Neste sentido, Schutte (2014) alerta que, mesmo diante do quadro favorável do Brasil, com matriz energética relativamente limpa, consumo per capita relativamente baixo e com uma redução sem precedentes na emissão de CO2, possa haver uma acomodação e o país perder a chance de consolidar sua posição de liderança no desafio por uma economia menos poluente.
No Brasil, como de um modo geral, mesmo diante de aspectos positivos no que diz respeito a uma baixa emissão de CO2, por exemplo, quando fazemos referência ao potencial de geração da matriz hidrelétrica, há um enorme caminho ainda a ser trilhado em direção à produção e ao consumo de energia que sejam menos comprometedores ao meio ambiente. Evidentemente, que são caminhos que devem ser inseridos como prioridades nas políticas públicas relacionadas ao planejamento energético.
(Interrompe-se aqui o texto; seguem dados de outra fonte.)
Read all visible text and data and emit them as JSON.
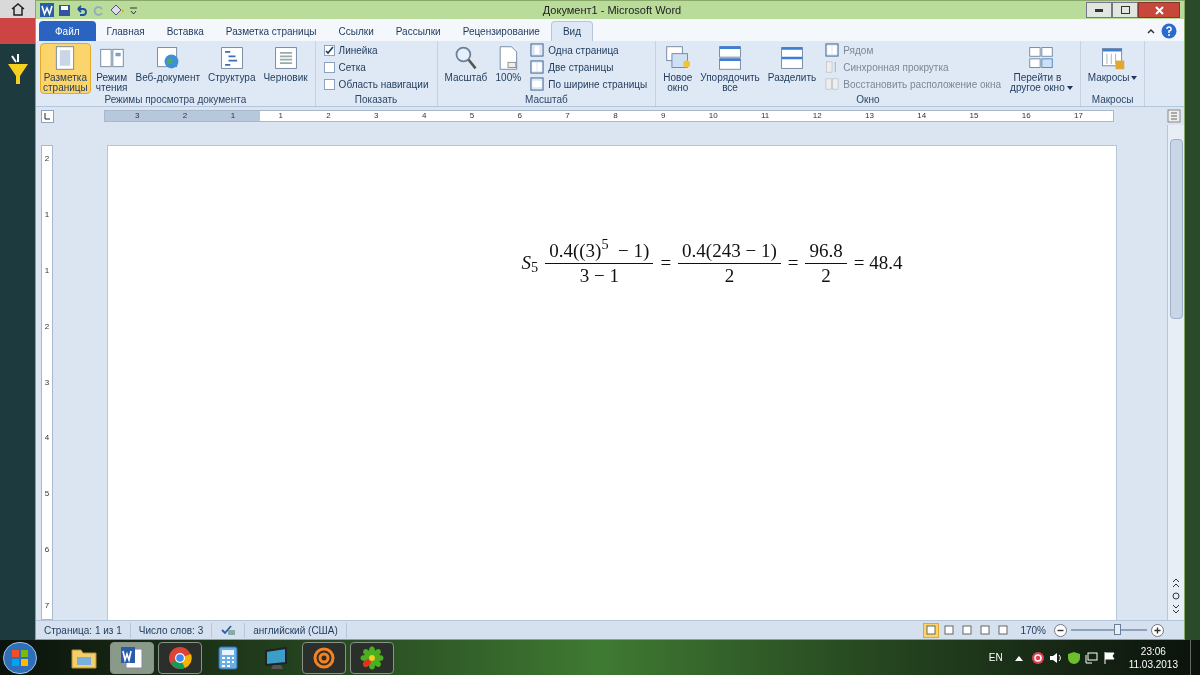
{
  "window": {
    "title": "Документ1 - Microsoft Word"
  },
  "tabs": [
    {
      "label": "Файл",
      "kind": "file",
      "selected": false
    },
    {
      "label": "Главная",
      "kind": "tab",
      "selected": false
    },
    {
      "label": "Вставка",
      "kind": "tab",
      "selected": false
    },
    {
      "label": "Разметка страницы",
      "kind": "tab",
      "selected": false
    },
    {
      "label": "Ссылки",
      "kind": "tab",
      "selected": false
    },
    {
      "label": "Рассылки",
      "kind": "tab",
      "selected": false
    },
    {
      "label": "Рецензирование",
      "kind": "tab",
      "selected": false
    },
    {
      "label": "Вид",
      "kind": "tab",
      "selected": true
    }
  ],
  "ribbon_groups": [
    {
      "label": "Режимы просмотра документа",
      "items": [
        {
          "kind": "large",
          "label": "Разметка\nстраницы",
          "selected": true,
          "has_menu": false
        },
        {
          "kind": "large",
          "label": "Режим\nчтения",
          "selected": false,
          "has_menu": false
        },
        {
          "kind": "large",
          "label": "Веб-документ",
          "selected": false,
          "has_menu": false
        },
        {
          "kind": "large",
          "label": "Структура",
          "selected": false,
          "has_menu": false
        },
        {
          "kind": "large",
          "label": "Черновик",
          "selected": false,
          "has_menu": false
        }
      ]
    },
    {
      "label": "Показать",
      "items": [
        {
          "kind": "checkbox",
          "label": "Линейка",
          "checked": true
        },
        {
          "kind": "checkbox",
          "label": "Сетка",
          "checked": false
        },
        {
          "kind": "checkbox",
          "label": "Область навигации",
          "checked": false
        }
      ]
    },
    {
      "label": "Масштаб",
      "items": [
        {
          "kind": "large",
          "label": "Масштаб",
          "selected": false,
          "has_menu": false
        },
        {
          "kind": "large",
          "label": "100%",
          "selected": false,
          "has_menu": false
        },
        {
          "kind": "small",
          "label": "Одна страница",
          "disabled": false
        },
        {
          "kind": "small",
          "label": "Две страницы",
          "disabled": false
        },
        {
          "kind": "small",
          "label": "По ширине страницы",
          "disabled": false
        }
      ]
    },
    {
      "label": "Окно",
      "items": [
        {
          "kind": "large",
          "label": "Новое\nокно",
          "selected": false,
          "has_menu": false
        },
        {
          "kind": "large",
          "label": "Упорядочить\nвсе",
          "selected": false,
          "has_menu": false
        },
        {
          "kind": "large",
          "label": "Разделить",
          "selected": false,
          "has_menu": false
        },
        {
          "kind": "small",
          "label": "Рядом",
          "disabled": true
        },
        {
          "kind": "small",
          "label": "Синхронная прокрутка",
          "disabled": true
        },
        {
          "kind": "small",
          "label": "Восстановить расположение окна",
          "disabled": true
        },
        {
          "kind": "large",
          "label": "Перейти в\nдругое окно",
          "selected": false,
          "has_menu": true
        }
      ]
    },
    {
      "label": "Макросы",
      "items": [
        {
          "kind": "large",
          "label": "Макросы",
          "selected": false,
          "has_menu": true
        }
      ]
    }
  ],
  "ruler": {
    "horizontal": [
      "3",
      "2",
      "1",
      "1",
      "2",
      "3",
      "4",
      "5",
      "6",
      "7",
      "8",
      "9",
      "10",
      "11",
      "12",
      "13",
      "14",
      "15",
      "16",
      "17"
    ],
    "vertical": [
      "2",
      "1",
      "1",
      "2",
      "3",
      "4",
      "5",
      "6",
      "7"
    ]
  },
  "equation": [
    {
      "kind": "text",
      "text": "*S*$_{5}$"
    },
    {
      "kind": "fraction",
      "numerator": "0.4((3)$^{5}$  − 1)",
      "denominator": "3 − 1"
    },
    {
      "kind": "text",
      "text": "="
    },
    {
      "kind": "fraction",
      "numerator": "0.4(243 − 1)",
      "denominator": "2"
    },
    {
      "kind": "text",
      "text": "="
    },
    {
      "kind": "fraction",
      "numerator": "96.8",
      "denominator": "2"
    },
    {
      "kind": "text",
      "text": "= 48.4"
    }
  ],
  "status_bar": {
    "page": "Страница: 1 из 1",
    "words": "Число слов: 3",
    "language": "английский (США)",
    "views": [
      {
        "selected": true
      },
      {
        "selected": false
      },
      {
        "selected": false
      },
      {
        "selected": false
      },
      {
        "selected": false
      }
    ],
    "zoom": "170%",
    "zoom_slider": {
      "level": 0.62
    }
  },
  "taskbar": {
    "apps": [
      {
        "selected": false,
        "running": false
      },
      {
        "selected": true,
        "running": true
      },
      {
        "selected": false,
        "running": true
      },
      {
        "selected": false,
        "running": false
      },
      {
        "selected": false,
        "running": false
      },
      {
        "selected": false,
        "running": true
      },
      {
        "selected": false,
        "running": true
      }
    ],
    "language": "EN",
    "time": "23:06",
    "date": "11.03.2013"
  }
}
A energia elétrica representa sempre uma parte da oferta da energia e, no caso brasileiro, o principal problema que envolve a questão da emissão de CO2 se relaciona ao setor de transportes, que se transformou em um dos maiores responsáveis pelas emissões de gás de efeito estufa. Assim, o alerta faz sentido, pois não cabe acomodação, de nenhuma natureza, que seja referente à matriz elétrica que vem sofrendo alterações em face à redução dos níveis dos reservatórios, como também na questão apontada do setor de transporte.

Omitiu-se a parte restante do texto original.